Luntz abrió de un porrazo la ventanilla lateral y tiró al viento su cigarrillo, que se alejó volando en medio de una lluvia de chispas. No preguntó adónde iban. Se limitó a seguir adelante.

La media luna quedaba justo encima, y en una noche así la superficie crecida del río se parecía al inquieto vientre de una criatura viva que uno podía pisar y cruzar.

Anita estaba en la orilla a oscuras, con la cabeza alta y los hombros echados hacia atrás, mirando la silueta que había en la orilla de delante.

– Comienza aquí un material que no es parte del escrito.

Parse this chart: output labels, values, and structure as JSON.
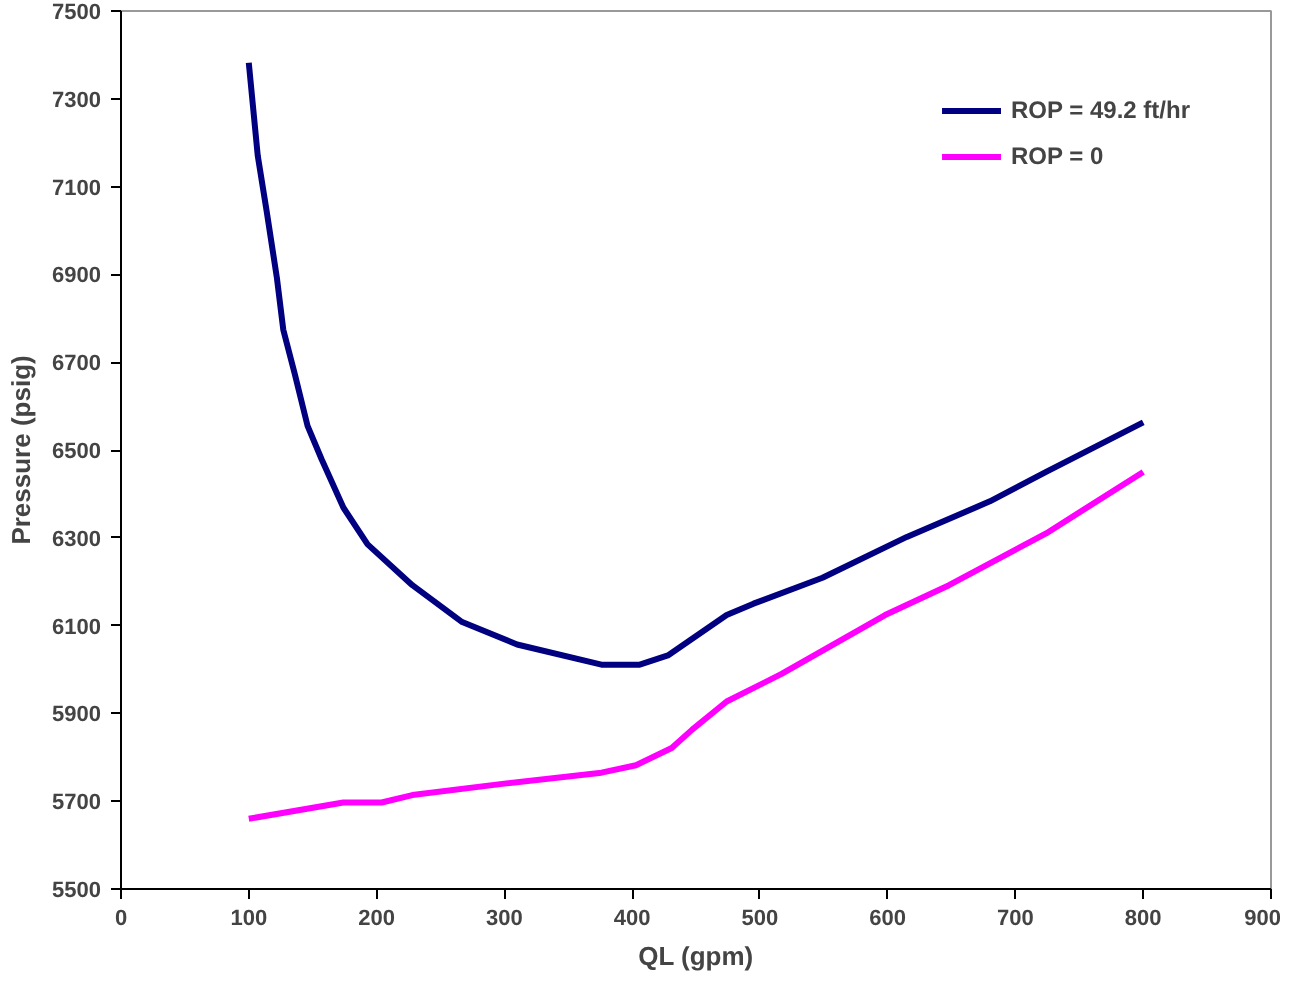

Anita se puso de rodillas, se llevó cuatro tragos de agua a la boca con la mano ahuecada y la silueta de la otra orilla hizo lo mismo. Ahora estaban arrodilladas una delante de la otra, con el río en medio.

Estuvo media hora sin moverse. Le ardían las rodillas, los tobillos y las caderas. No apartó la vista de la persona de la otra orilla.

Las últimas dos noches en aquel sitio habían sido gélidas. Y también lo era esta. Tenía el dorso de las manos, las mejillas y los labios cortados por el viento.

Cuando se puso de pie tenía las rodillas de los pantalones deshilachadas y la tela llena de gravilla pegada, pero no se la limpió con la mano ni desvió de ninguna otra manera su atención de la figura que estaba arrodillada en la orilla de enfrente.